Dessa maneira, exames como o teste de IgG 221 alimentos devem ser proscritos. As reações adversas não imunológicas aos alimentos podem ser classificadas entre independentes do hospedeiro e dependentes do hospedeiro devido aos seus mecanismos fisiopatológicos.

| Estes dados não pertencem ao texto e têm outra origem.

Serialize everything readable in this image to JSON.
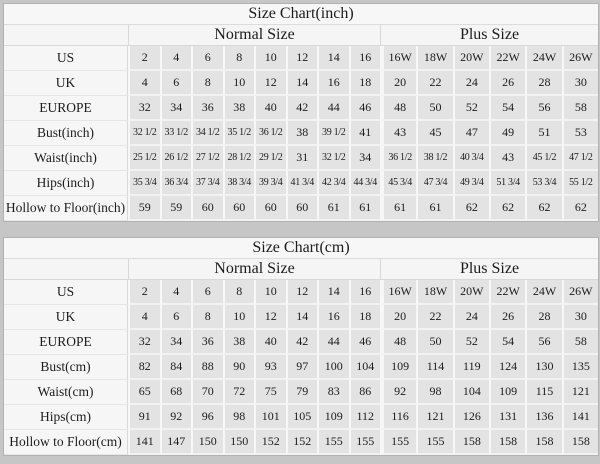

Salicilatos (C6H4(OH)COO-R) são compostos orgânicos bioativos e ácidos fracos que atravessam as membranas celulares com facilidade. O derivado mais popular do ácido salicílico é o ácido acetilsalicílico, frequentemente utilizado como analgésico, antipirético, anti-inflamatório e até como anticoagulante. Os salicilatos também podem ser encontrados em alimentos, porém em menor quantidade. A ingestão alimentar de salicilatos é geralmente de 10–200 mg por dia, por outro lado uma única dose de aspirina pode conter 325–650 mg de salicilatos. Os salicilatos, incluindo o ácido acetilsalicílico, ocorrem naturalmente nos alimentos.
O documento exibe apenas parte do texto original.